Comme il y a un "American Psycho", le film pourrait s’appeler "French Psycho".
Justine Triet est une amie, une amie très chère, j’ai joué dans Sibyl, son dernier film, comme d’ailleurs dans tous ses films précédents. J’ajouterai même que j’ai été blessé sur l’un de ses tournages, que ma fille joue elle aussi dans ses films, et que ma compagne, enfin, est sa meilleure amie. Voilà pour le disclaimer, l’avertissement déontologique préalable : je suis à la fois la personne la mieux et la moins qualifiée pour parler de ses films. Je touche même un peu d’argent de l’ADAMI quand ils passent à la télé. *
Je me dois cependant d’évoquer Sibyl pour une raison précise, un paradoxe qui m’étonne moi-même : Justine Triet est une amie et je la tiens dorénavant pour une redoutable adversaire.
J’arrivais à Paris, quand je l’ai rencontrée, elle sortait tout juste des Beaux-Arts, j’étais fatalement provincial et j’ai été immédiatement jaloux de sa puissance artistique : elle a été la première de notre groupe d’amis à connaître un petit succès, elle a vendu une vidéo à Beaubourg, trouvé un producteur, fait un film au Brésil. Mais ce n’était pas sociologiquement que j’étais jaloux d’elle : j’étais jaloux, plus intimement, de l’artiste qu'elle était.
Artistes, nous l’étions tous alors, mais c’était peut-être la seule d’entre nous qui en possédait à ce point l’aura. A quoi cela tenait-il, c’est difficile à expliquer. Thomas, qui sortait lui aussi des Beaux-Arts, était par exemple, de très loin, le plus charismatique de nous tous, Virgile le plus mystérieux, quand j’étais moi, modestement, celui qui parlait le plus vite. Mais Justine était celle dont les œuvres avaient toujours l’air d’être, pour le dire de façon désagréable et vengeresse, plus intelligentes qu’elle.

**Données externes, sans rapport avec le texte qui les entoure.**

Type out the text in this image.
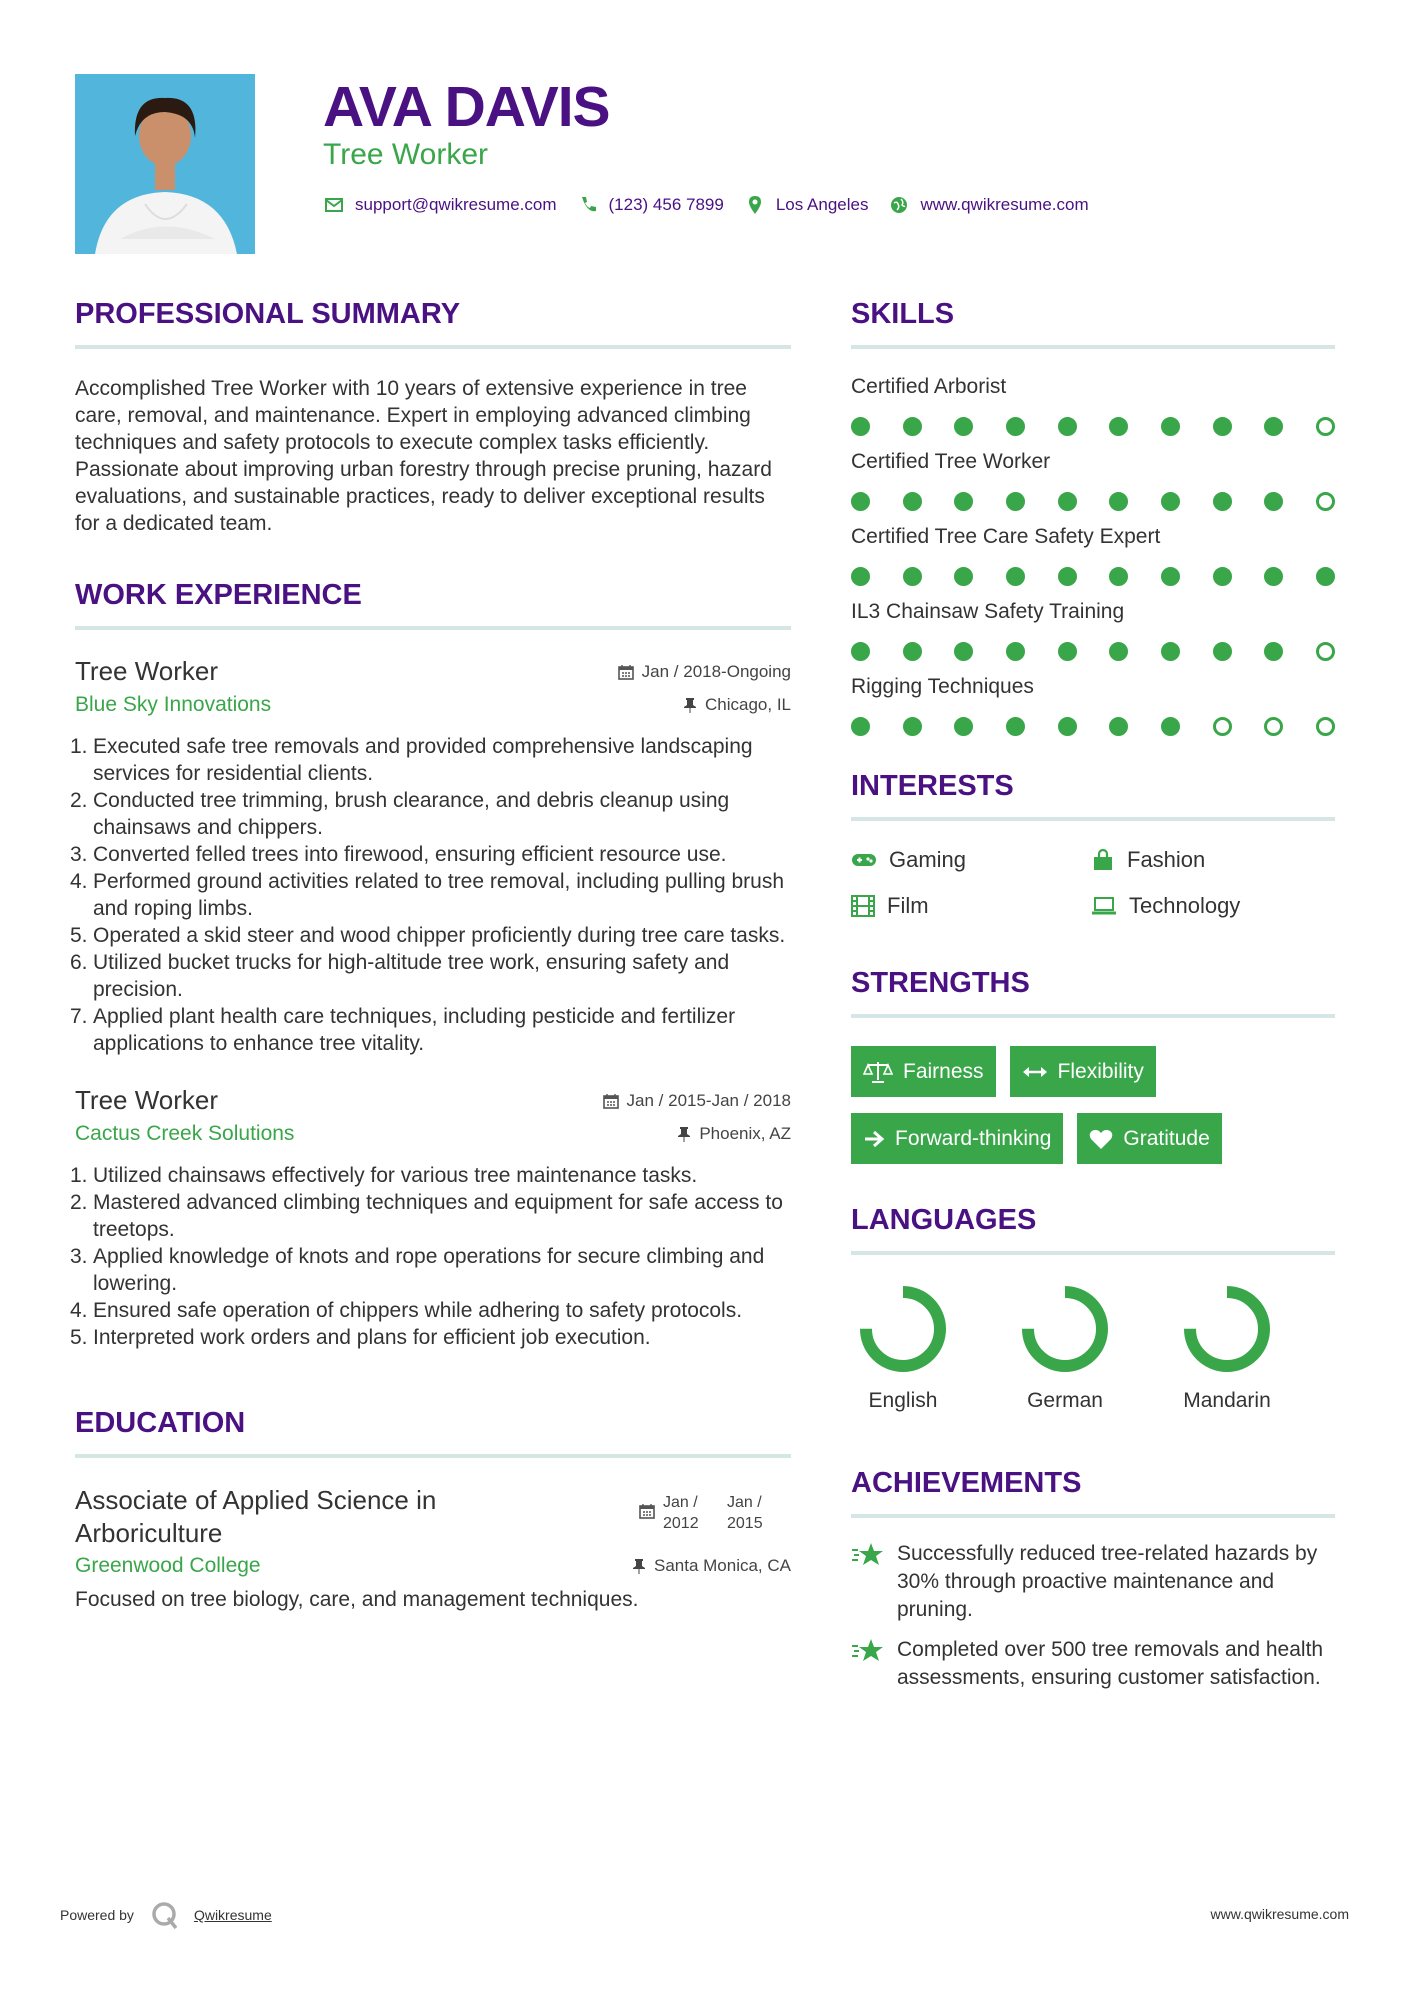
AVA DAVIS
Tree Worker
support@qwikresume.com	(123) 456 7899	Los Angeles	www.qwikresume.com
PROFESSIONAL SUMMARY
Accomplished Tree Worker with 10 years of extensive experience in tree care, removal, and maintenance. Expert in employing advanced climbing techniques and safety protocols to execute complex tasks efficiently. Passionate about improving urban forestry through precise pruning, hazard evaluations, and sustainable practices, ready to deliver exceptional results for a dedicated team.
WORK EXPERIENCE
Tree Worker	Jan / 2018-Ongoing
Blue Sky Innovations	Chicago, IL
1. Executed safe tree removals and provided comprehensive landscaping services for residential clients.
2. Conducted tree trimming, brush clearance, and debris cleanup using chainsaws and chippers.
3. Converted felled trees into firewood, ensuring efficient resource use.
4. Performed ground activities related to tree removal, including pulling brush and roping limbs.
5. Operated a skid steer and wood chipper proficiently during tree care tasks.
6. Utilized bucket trucks for high-altitude tree work, ensuring safety and precision.
7. Applied plant health care techniques, including pesticide and fertilizer applications to enhance tree vitality.
Tree Worker	Jan / 2015-Jan / 2018
Cactus Creek Solutions	Phoenix, AZ
1. Utilized chainsaws effectively for various tree maintenance tasks.
2. Mastered advanced climbing techniques and equipment for safe access to treetops.
3. Applied knowledge of knots and rope operations for secure climbing and lowering.
4. Ensured safe operation of chippers while adhering to safety protocols.
5. Interpreted work orders and plans for efficient job execution.
EDUCATION
Associate of Applied Science in Arboriculture
Jan /
2012
Jan /
2015
Greenwood College	Santa Monica, CA
Focused on tree biology, care, and management techniques.
SKILLS
Certified Arborist
Certified Tree Worker
Certified Tree Care Safety Expert
IL3 Chainsaw Safety Training
Rigging Techniques
INTERESTS
Gaming	Fashion
Film	Technology
STRENGTHS
Fairness	Flexibility
Forward-thinking	Gratitude
LANGUAGES
English	German	Mandarin
ACHIEVEMENTS
Successfully reduced tree-related hazards by 30% through proactive maintenance and pruning.
Completed over 500 tree removals and health assessments, ensuring customer satisfaction.
Powered by	Qwikresume	www.qwikresume.com
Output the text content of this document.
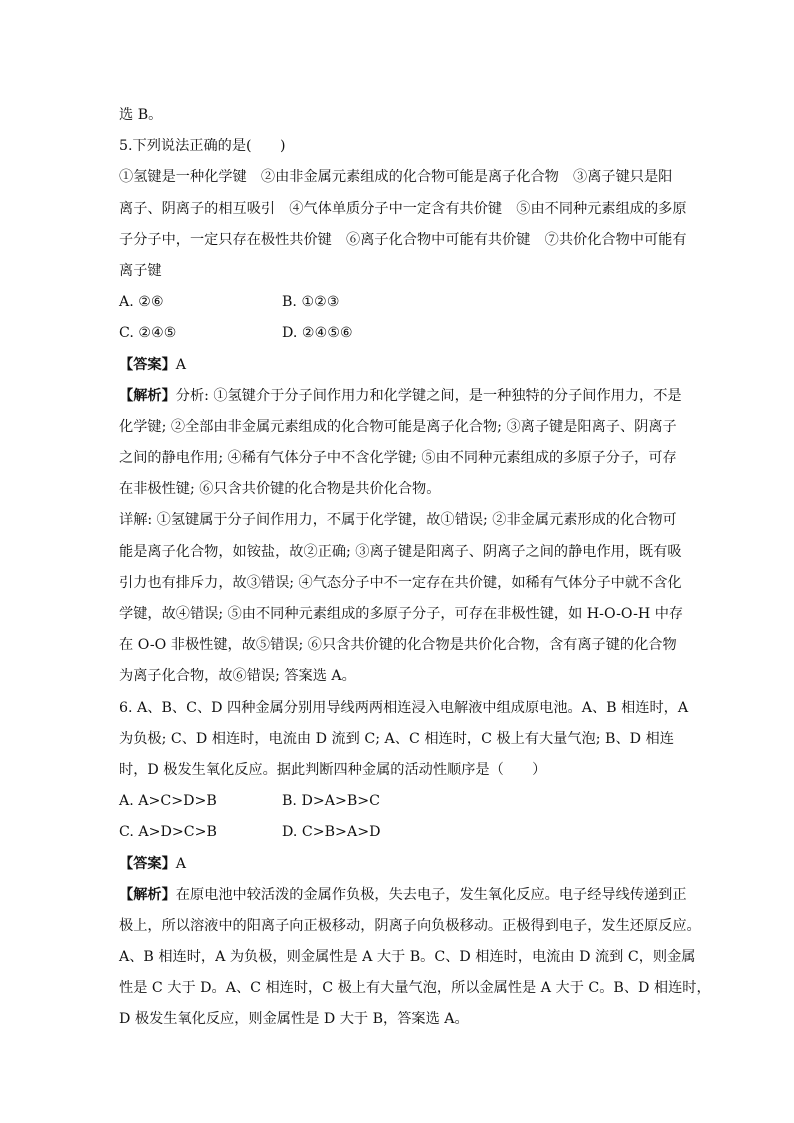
选 B。
5.下列说法正确的是(　　)
①氢键是一种化学键　②由非金属元素组成的化合物可能是离子化合物　③离子键只是阳
离子、阴离子的相互吸引　④气体单质分子中一定含有共价键　⑤由不同种元素组成的多原
子分子中，一定只存在极性共价键　⑥离子化合物中可能有共价键　⑦共价化合物中可能有
离子键
A. ②⑥	B. ①②③
C. ②④⑤	D. ②④⑤⑥
【答案】A
【解析】分析: ①氢键介于分子间作用力和化学键之间，是一种独特的分子间作用力，不是
化学键; ②全部由非金属元素组成的化合物可能是离子化合物; ③离子键是阳离子、阴离子
之间的静电作用; ④稀有气体分子中不含化学键; ⑤由不同种元素组成的多原子分子，可存
在非极性键; ⑥只含共价键的化合物是共价化合物。
详解: ①氢键属于分子间作用力，不属于化学键，故①错误; ②非金属元素形成的化合物可
能是离子化合物，如铵盐，故②正确; ③离子键是阳离子、阴离子之间的静电作用，既有吸
引力也有排斥力，故③错误; ④气态分子中不一定存在共价键，如稀有气体分子中就不含化
学键，故④错误; ⑤由不同种元素组成的多原子分子，可存在非极性键，如 H-O-O-H 中存
在 O-O 非极性键，故⑤错误; ⑥只含共价键的化合物是共价化合物，含有离子键的化合物
为离子化合物，故⑥错误; 答案选 A。
6. A、B、C、D 四种金属分别用导线两两相连浸入电解液中组成原电池。A、B 相连时，A
为负极; C、D 相连时，电流由 D 流到 C; A、C 相连时，C 极上有大量气泡; B、D 相连
时，D 极发生氧化反应。据此判断四种金属的活动性顺序是（　　）
A. A>C>D>B	B. D>A>B>C
C. A>D>C>B	D. C>B>A>D
【答案】A
【解析】在原电池中较活泼的金属作负极，失去电子，发生氧化反应。电子经导线传递到正
极上，所以溶液中的阳离子向正极移动，阴离子向负极移动。正极得到电子，发生还原反应。
A、B 相连时，A 为负极，则金属性是 A 大于 B。C、D 相连时，电流由 D 流到 C，则金属
性是 C 大于 D。A、C 相连时，C 极上有大量气泡，所以金属性是 A 大于 C。B、D 相连时，
D 极发生氧化反应，则金属性是 D 大于 B，答案选 A。
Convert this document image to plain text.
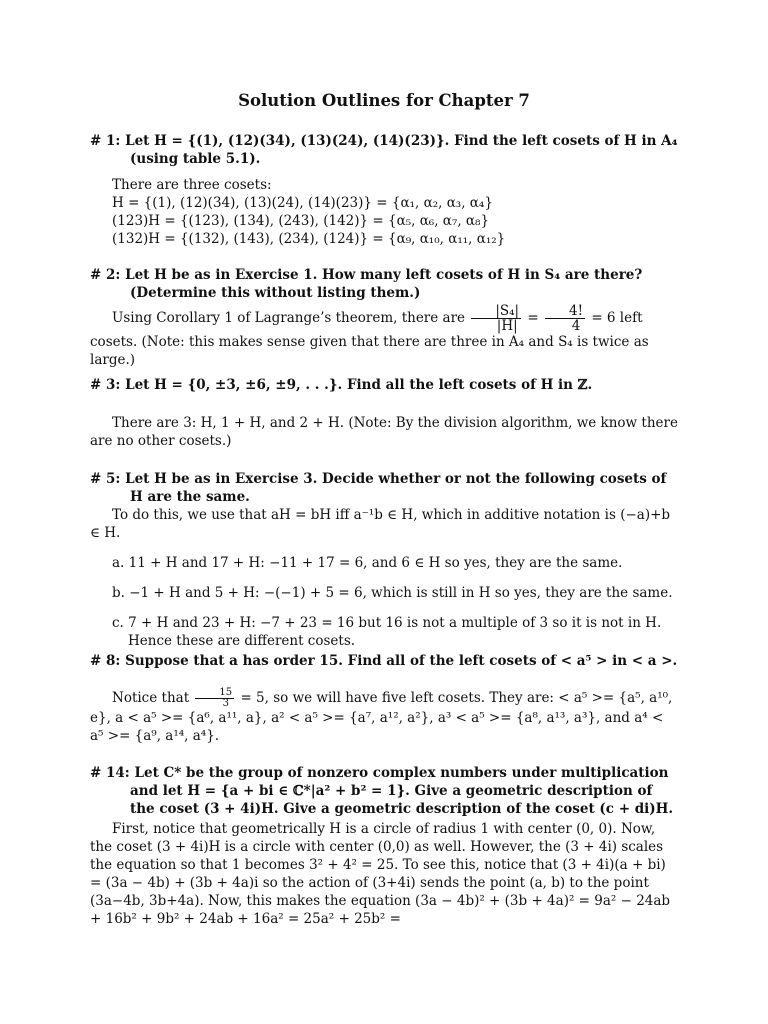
Solution Outlines for Chapter 7
# 1: Let H = {(1), (12)(34), (13)(24), (14)(23)}. Find the left cosets of H in A₄ (using table 5.1).

There are three cosets:

H = {(1), (12)(34), (13)(24), (14)(23)} = {α₁, α₂, α₃, α₄}

(123)H = {(123), (134), (243), (142)} = {α₅, α₆, α₇, α₈}

(132)H = {(132), (143), (234), (124)} = {α₉, α₁₀, α₁₁, α₁₂}

# 2: Let H be as in Exercise 1. How many left cosets of H in S₄ are there? (Determine this without listing them.)

Using Corollary 1 of Lagrange’s theorem, there are $\frac{\text{|S₄|}}{|H|} = \frac{4!}{4} = 6$ left cosets. (Note: this makes sense given that there are three in A₄ and S₄ is twice as large.)

# 3: Let H = {0, ±3, ±6, ±9, . . .}. Find all the left cosets of H in ℤ.

There are 3: H, 1 + H, and 2 + H. (Note: By the division algorithm, we know there are no other cosets.)

# 5: Let H be as in Exercise 3. Decide whether or not the following cosets of H are the same.

To do this, we use that aH = bH iff a⁻¹b ∈ H, which in additive notation is (−a)+b ∈ H.

a. 11 + H and 17 + H: −11 + 17 = 6, and 6 ∈ H so yes, they are the same.
b. −1 + H and 5 + H: −(−1) + 5 = 6, which is still in H so yes, they are the same.
c. 7 + H and 23 + H: −7 + 23 = 16 but 16 is not a multiple of 3 so it is not in H. Hence these are different cosets.
# 8: Suppose that a has order 15. Find all of the left cosets of < a⁵ > in < a >.

Notice that $\frac{15}{3} = 5$, so we will have five left cosets. They are: < a⁵ >= {a⁵, a¹⁰, e}, a < a⁵ >= {a⁶, a¹¹, a}, a² < a⁵ >= {a⁷, a¹², a²}, a³ < a⁵ >= {a⁸, a¹³, a³}, and a⁴ < a⁵ >= {a⁹, a¹⁴, a⁴}.

# 14: Let C* be the group of nonzero complex numbers under multiplication and let H = {a + bi ∈ ℂ*|a² + b² = 1}. Give a geometric description of the coset (3 + 4i)H. Give a geometric description of the coset (c + di)H.

First, notice that geometrically H is a circle of radius 1 with center (0, 0). Now, the coset (3 + 4i)H is a circle with center (0,0) as well. However, the (3 + 4i) scales the equation so that 1 becomes 3² + 4² = 25. To see this, notice that (3 + 4i)(a + bi) = (3a − 4b) + (3b + 4a)i so the action of (3+4i) sends the point (a, b) to the point (3a−4b, 3b+4a). Now, this makes the equation (3a − 4b)² + (3b + 4a)² = 9a² − 24ab + 16b² + 9b² + 24ab + 16a² = 25a² + 25b² =
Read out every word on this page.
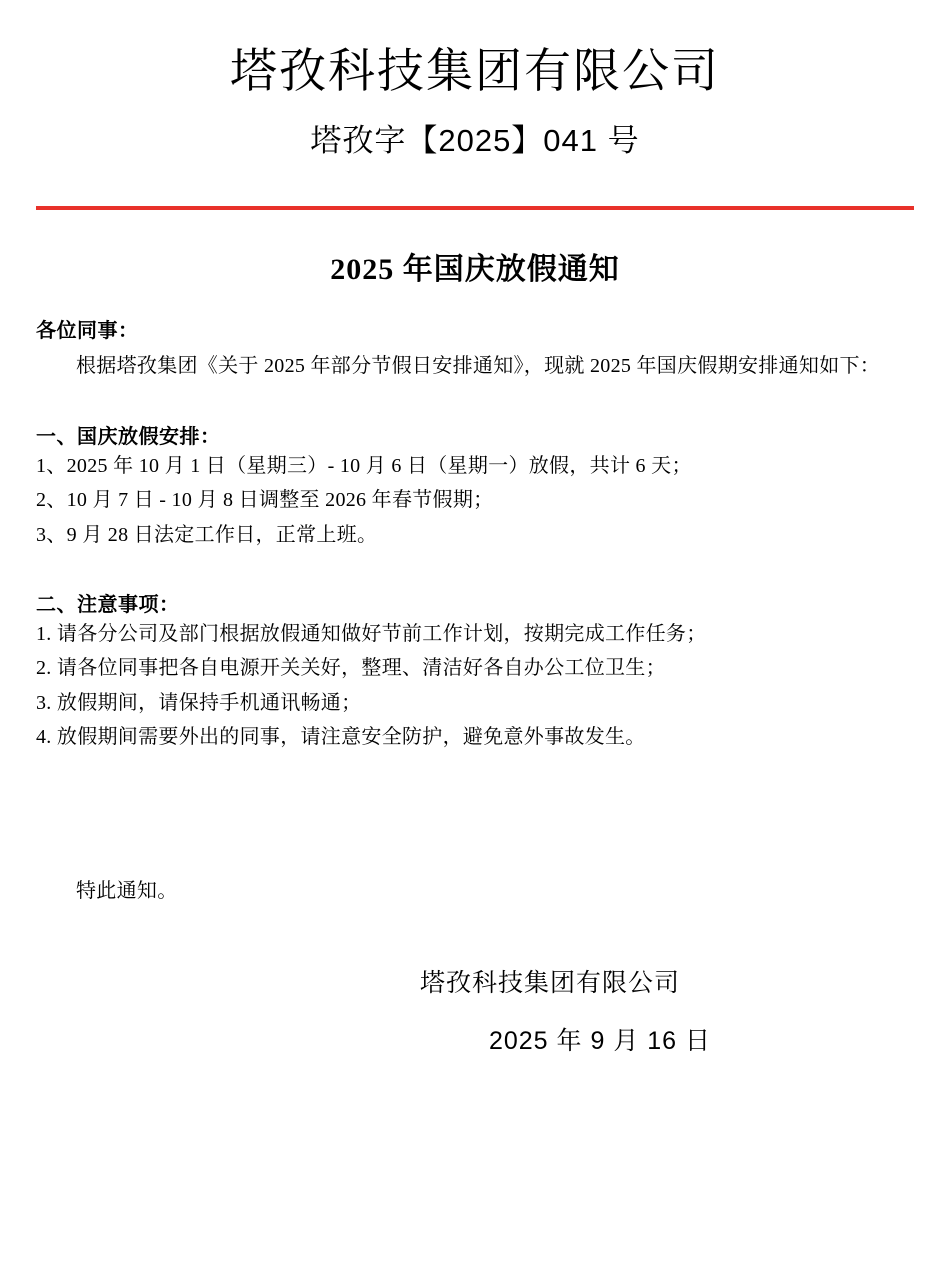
塔孜科技集团有限公司
塔孜字【2025】041 号
2025 年国庆放假通知
各位同事：
根据塔孜集团《关于 2025 年部分节假日安排通知》，现就 2025 年国庆假期安排通知如下：
一、国庆放假安排：
1、2025 年 10 月 1 日（星期三）- 10 月 6 日（星期一）放假，共计 6 天；
2、10 月 7 日 - 10 月 8 日调整至 2026 年春节假期；
3、9 月 28 日法定工作日，正常上班。
二、注意事项：
1. 请各分公司及部门根据放假通知做好节前工作计划，按期完成工作任务；
2. 请各位同事把各自电源开关关好，整理、清洁好各自办公工位卫生；
3. 放假期间，请保持手机通讯畅通；
4. 放假期间需要外出的同事，请注意安全防护，避免意外事故发生。
特此通知。
塔孜科技集团有限公司
2025 年 9 月 16 日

Ce qui est peut-être le grand secret de l’art, et l’unique raison d’en faire : exprimer quelque chose qu’on n’arriverait pas à dire autrement, articuler des mots nouveaux, des concepts inédits. Et Justine, qui n’était pas la plus bavarde d’entre nous, ou plutôt celle dont le bavardage n’atteignait jamais la morgue théorique, l’arrogance désinhibée du nôtre, se trouvait à chaque fois à fabriquer les objets les plus parlants qui soient : des objets dont on ne se lassait pas d’interroger la profondeur cachée.
Médiatiquement, c’est logiquement qu’elle soit devenue celle d’entre nous dont on parle le plus, et celle qui figura cette année en sélection officielle à Cannes. Je n’avais pas encore vu Sibyl, au moment du palmarès, mais j’ai été mortifié qu’elle ne gagne pas la palme d’or.
J’ai fini par aller voir le film, et j’y ai retrouvé, intacte, ma jalousie d’apprenti écrivain devant la puissance artistique de sa réalisatrice — quelque chose que ne m’avaient fait ni La Bataille de Solférino, trop délibérément foutraque, ni Victoria, trop délibérément formaté.
C’est la première fois, depuis très longtemps, que je suis sorti de la salle sans pouvoir dire à quel genre appartenait le film que je venais de voir : ni comédie, ni drame, ni tragicomédie, ni thriller psychologique. A la limite autothriller conviendrait : c’est l'histoire d’une psy qui devient la romancière de sa propre vie.
Car le génie du scénario et du montage permet de se formuler l’hypothèse vertigineuse que ce que nous serions en train de voir : c’est l’adaptation du propre roman de Sibyl.
Ce qui signifierait que la réalité n’ait plus court dans l’univers du film, qu’il n’y ait plus rien derrière la fiction, comme le démontre d’ailleurs une citation très shakespearienne de Zemeckis.
On se souvient alors que Sibyl, c’est le nom de la fille de Lacan, et que rien ne ressemble plus à la psychanalyse lacanienne que le montage, si libre, si délirant, si signifiant, du film de Justine Triet.
Sibyl, c’est l'histoire, hallucinante et géniale, d’un renoncement raisonné au réel, c’est l'histoire d’une femme, Virginie Efira dans son rôle le plus terrible, qui pour reprendre le contrôle de sa vie renonce à sa conscience.